Monday, November 9, 2009

Written in Geneva, 15+/- yearsago...

Spring has come to Geneva, with the blazing yellow colza already giving way to the soft waving pale green of young wheat. The “jet d’eau”, the fountain which fires up from Lac Léman almost 300 feet into the air against a backdrop of a distant Mont Blanc, has been turned back on. To the North, the Jura are speckled with budding birch and maple, light between the dark evergreen hemlock below the tree line, the barren fields above still dotted with recalcitrant patches of white. The tulips in the Botanical garden were splendid, again, and passed. The banks with their neon headbands never changed.

In Tuzla, in Dushanbe and how many other places around the globe Spring may be unfolding different glories, different hopes and births and rebirths. What joy such renewal must bring, even if it is only to color the graveyards with fresh blooms. But is there joy and wonder left in those places which continue to bear winter’s scars long past the Spring thaw? Here in Geneva, the miracle is only noted with remarks of how early or how late, passing like a Spring storm.
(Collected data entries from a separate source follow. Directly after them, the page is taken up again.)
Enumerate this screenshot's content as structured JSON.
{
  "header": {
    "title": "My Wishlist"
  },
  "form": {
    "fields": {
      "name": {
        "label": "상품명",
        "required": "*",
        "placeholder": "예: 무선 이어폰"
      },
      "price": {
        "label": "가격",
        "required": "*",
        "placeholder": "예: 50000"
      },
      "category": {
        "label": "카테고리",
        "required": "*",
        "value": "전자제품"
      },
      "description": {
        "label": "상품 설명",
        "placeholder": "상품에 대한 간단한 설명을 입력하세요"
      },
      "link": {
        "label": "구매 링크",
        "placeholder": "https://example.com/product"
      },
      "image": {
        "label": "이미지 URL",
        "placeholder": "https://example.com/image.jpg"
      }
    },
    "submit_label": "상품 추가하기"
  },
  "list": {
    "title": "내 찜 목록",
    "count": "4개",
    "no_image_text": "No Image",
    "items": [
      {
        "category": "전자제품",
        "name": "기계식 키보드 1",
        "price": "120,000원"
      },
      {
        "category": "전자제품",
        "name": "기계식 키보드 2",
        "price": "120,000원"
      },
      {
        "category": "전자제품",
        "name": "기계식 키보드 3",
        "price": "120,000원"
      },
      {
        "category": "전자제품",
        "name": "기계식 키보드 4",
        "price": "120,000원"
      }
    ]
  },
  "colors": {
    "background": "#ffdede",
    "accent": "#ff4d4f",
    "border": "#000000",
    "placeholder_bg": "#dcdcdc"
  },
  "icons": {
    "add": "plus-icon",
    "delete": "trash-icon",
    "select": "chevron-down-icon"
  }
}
Yet Geneva is often where great matters of state are cussed and discussed by concerned people who live their day to day in this splendid basin, where humanitarian concern takes shape and form, and where promises kept and unkept nudge the future of man along one path or another. Can bureaucratic council, nestled in comfort and ease, anesthetized in fog between Alps and Jura make such weighty choices? Who are the people entrusted with the play in the fields? What are their qualifications, their license, their duty, and how can they bear up and shoulder the weight? Do they have the mettle?

It’s a long way from Vern Ricker’s vending machines in the mills up and down the Androscoggin, or taking care of dave Berry’s pigs and roofin’ in the winter, or pullin’ traps with the Cooks or doin’ post-and-beam. The comfort and slack of Geneva may be part of the problem. It seems all too often decisions are made by those who have never had to go downstairs in the morning with a propane torch that won’t start until the umpteenth try in order to thaw the pipes at four a.m. so they won’t burst before before six and the first cup of morning coffee fresh from the woodstove in the early dark. Or, once the tongue burned and the house cozy, have to step outside into a biting north wind to try to start the reluctant hard-oiled buggy, and to scrape a patch for view on the inside of the windscreen. Or, even with the warm rush of May, to put up with Nature’s Airborne, small but mighty, unstoppable in their persistence and ability to inflict.

It seems in retrospect that there could have been no better preparation for the Diplomatic Corps than getting by in Maine for ten years in the seventies. Lessons of sharing, of pain and joy, living on the edge of have and nave-not, but always coming down on the positive side, pushed to learn new skills, to face hardship and change, always change, always the same. I said to a colleague the other day that I thought one winter in an old country house in Maine was worth two at a European University. He laughed, and so did I: he thought I was making a joke; I knew I was underestimating true value.

I haven’t run into too many Mainers in the course of the past few years. The stretch of international diplomacy seems to fall short of Portland for the most part. But there’s no doubt in my mind that extending that reach could bring a dite of uncommon sense to Geneva, and maybe even a touch of DownEast wisdom.